There were two screenings yesterday of Peter Jackson‘s The Lovely Bones (Paramount, 12.11 limited) — an exhibitor screening on the Paramount lot and (according to a friend) a SAG screening at the Landmark Westside Pavillion. I heard some stuff from one guy, and of course (a) it’s just one guy and (b) one always needs to take any earlybird opinion with a grain, etc.

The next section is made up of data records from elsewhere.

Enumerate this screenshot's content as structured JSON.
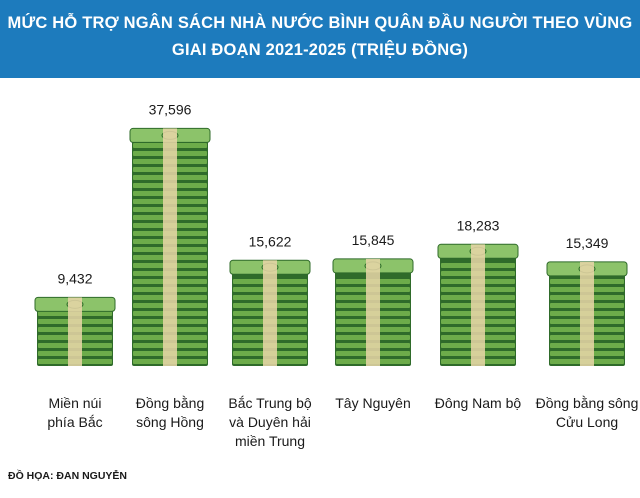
{
  "header": {
    "title_line1": "MỨC HỖ TRỢ NGÂN SÁCH NHÀ NƯỚC BÌNH QUÂN ĐẦU NGƯỜI THEO VÙNG",
    "title_line2": "GIAI ĐOẠN 2021-2025 (TRIỆU ĐỒNG)"
  },
  "source": "ĐỒ HỌA: ĐAN NGUYỄN",
  "colors": {
    "header_bg": "#1d7bbd",
    "money_dark": "#2f6b2a",
    "money_light": "#6dac4a",
    "money_face": "#8cc36a",
    "band": "#e9d6a8"
  },
  "chart_data": {
    "type": "bar",
    "title": "MỨC HỖ TRỢ NGÂN SÁCH NHÀ NƯỚC BÌNH QUÂN ĐẦU NGƯỜI THEO VÙNG GIAI ĐOẠN 2021-2025 (TRIỆU ĐỒNG)",
    "categories": [
      [
        "Miền núi",
        "phía Bắc"
      ],
      [
        "Đồng bằng",
        "sông Hồng"
      ],
      [
        "Bắc Trung bộ",
        "và Duyên hải",
        "miền Trung"
      ],
      [
        "Tây Nguyên"
      ],
      [
        "Đông Nam bộ"
      ],
      [
        "Đồng bằng sông",
        "Cửu Long"
      ]
    ],
    "values": [
      9.432,
      37.596,
      15.622,
      15.845,
      18.283,
      15.349
    ],
    "value_labels": [
      "9,432",
      "37,596",
      "15,622",
      "15,845",
      "18,283",
      "15,349"
    ],
    "ylim": [
      0,
      40
    ],
    "grid": false,
    "legend": "none"
  }
}
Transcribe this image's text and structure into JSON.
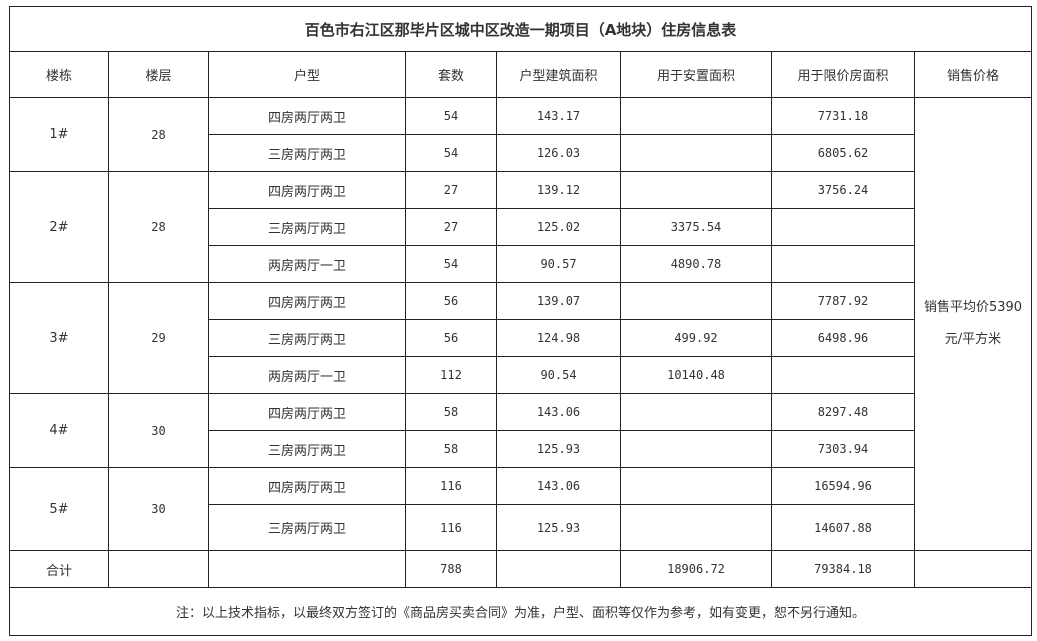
{
  "title": "百色市右江区那毕片区城中区改造一期项目（A地块）住房信息表",
  "headers": [
    "楼栋",
    "楼层",
    "户型",
    "套数",
    "户型建筑面积",
    "用于安置面积",
    "用于限价房面积",
    "销售价格"
  ],
  "buildings": [
    {
      "name": "1#",
      "floors": "28",
      "rows": [
        {
          "type": "四房两厅两卫",
          "count": "54",
          "area": "143.17",
          "resettle": "",
          "limited": "7731.18"
        },
        {
          "type": "三房两厅两卫",
          "count": "54",
          "area": "126.03",
          "resettle": "",
          "limited": "6805.62"
        }
      ]
    },
    {
      "name": "2#",
      "floors": "28",
      "rows": [
        {
          "type": "四房两厅两卫",
          "count": "27",
          "area": "139.12",
          "resettle": "",
          "limited": "3756.24"
        },
        {
          "type": "三房两厅两卫",
          "count": "27",
          "area": "125.02",
          "resettle": "3375.54",
          "limited": ""
        },
        {
          "type": "两房两厅一卫",
          "count": "54",
          "area": "90.57",
          "resettle": "4890.78",
          "limited": ""
        }
      ]
    },
    {
      "name": "3#",
      "floors": "29",
      "rows": [
        {
          "type": "四房两厅两卫",
          "count": "56",
          "area": "139.07",
          "resettle": "",
          "limited": "7787.92"
        },
        {
          "type": "三房两厅两卫",
          "count": "56",
          "area": "124.98",
          "resettle": "499.92",
          "limited": "6498.96"
        },
        {
          "type": "两房两厅一卫",
          "count": "112",
          "area": "90.54",
          "resettle": "10140.48",
          "limited": ""
        }
      ]
    },
    {
      "name": "4#",
      "floors": "30",
      "rows": [
        {
          "type": "四房两厅两卫",
          "count": "58",
          "area": "143.06",
          "resettle": "",
          "limited": "8297.48"
        },
        {
          "type": "三房两厅两卫",
          "count": "58",
          "area": "125.93",
          "resettle": "",
          "limited": "7303.94"
        }
      ]
    },
    {
      "name": "5#",
      "floors": "30",
      "rows": [
        {
          "type": "四房两厅两卫",
          "count": "116",
          "area": "143.06",
          "resettle": "",
          "limited": "16594.96"
        },
        {
          "type": "三房两厅两卫",
          "count": "116",
          "area": "125.93",
          "resettle": "",
          "limited": "14607.88"
        }
      ]
    }
  ],
  "price": "销售平均价5390元/平方米",
  "total": {
    "label": "合计",
    "count": "788",
    "resettle": "18906.72",
    "limited": "79384.18"
  },
  "note": "注：以上技术指标，以最终双方签订的《商品房买卖合同》为准，户型、面积等仅作为参考，如有变更，恕不另行通知。"
}
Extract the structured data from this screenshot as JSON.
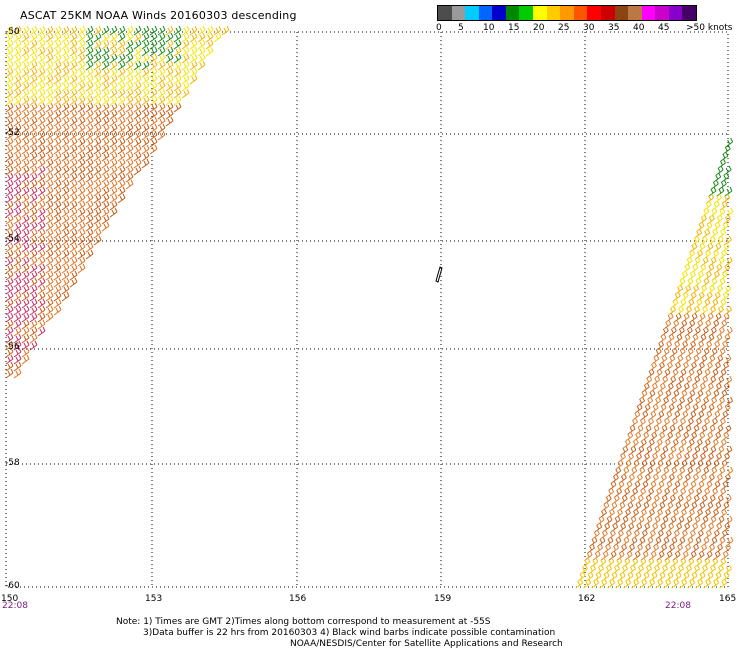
{
  "title": "ASCAT 25KM NOAA Winds 20160303 descending",
  "legend": {
    "colors": [
      "#4d4d4d",
      "#9a9a9a",
      "#00ccff",
      "#0066ff",
      "#0000cc",
      "#008800",
      "#00cc00",
      "#ffff00",
      "#ffcc00",
      "#ff9900",
      "#ff5500",
      "#ff0000",
      "#cc0000",
      "#8b4513",
      "#bb7744",
      "#ff00ff",
      "#cc00cc",
      "#8800cc",
      "#440066"
    ],
    "labels": [
      "0",
      "5",
      "10",
      "15",
      "20",
      "25",
      "30",
      "35",
      "40",
      "45",
      ">50 knots"
    ]
  },
  "axes": {
    "lat_labels": [
      "-50",
      "-52",
      "-54",
      "-56",
      "-58",
      "-60"
    ],
    "lon_labels": [
      "150",
      "153",
      "156",
      "159",
      "162",
      "165"
    ]
  },
  "times": {
    "left": "22:08",
    "right": "22:08"
  },
  "notes": [
    "Note: 1) Times are GMT 2)Times along bottom correspond to measurement at -55S",
    "3)Data buffer is 22 hrs from 20160303 4) Black wind barbs indicate possible contamination",
    "NOAA/NESDIS/Center for Satellite Applications and Research"
  ]
}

Saoirse Ronan in Peter Jackson’s
The Lovely Bones.
But as I considered this guy’s views I was reminded of something I read in a Terrence Rafferty piece on the film that ran in the N.Y. Times on 11.1, to wit: After being shown “a few minutes of footage” plus “an exceptionally handsome trailer,” Rafferty said that Jackson “appears to have made the attempt to be faithful to the wistful, lyrical tone of Alice Sebold‘s book, but there are indications, too, that he hasn’t entirely abandoned his hyperbolic horror style: the looming close-ups, the ominous shadows, the fast, vertiginous tracking shots
In response to which I reiterated my opinion that Jackson “has gotten to a point in his career in which subject matter or theme or tone, even, matters less than it used to. There is really only one law, one rule — he must be ‘Peter Jackson.’ He must underline, be frenzied, be show-offy, whip up the lather, goad his actors into emphatic modes, etc.”
The guy I heard from (i.e., someone I know well who passed along impressions from another guy) said several things that I’m not going to share. Okay, I’ll pass along one thing. The guy who saw The Lovely Bones is “not a Peter Jackson hater…he liked the Rings trilogy, and is a fan of Heavenly Creatures. But if Terry Gilliam ever decided to make a serial killer movie, this would be it.”
I’m going to stop there. There’s time enough to sift things through and let the viewing process find its natural mojo, so no more. Okay, one last observation: “What Dreams May Come, Part II.”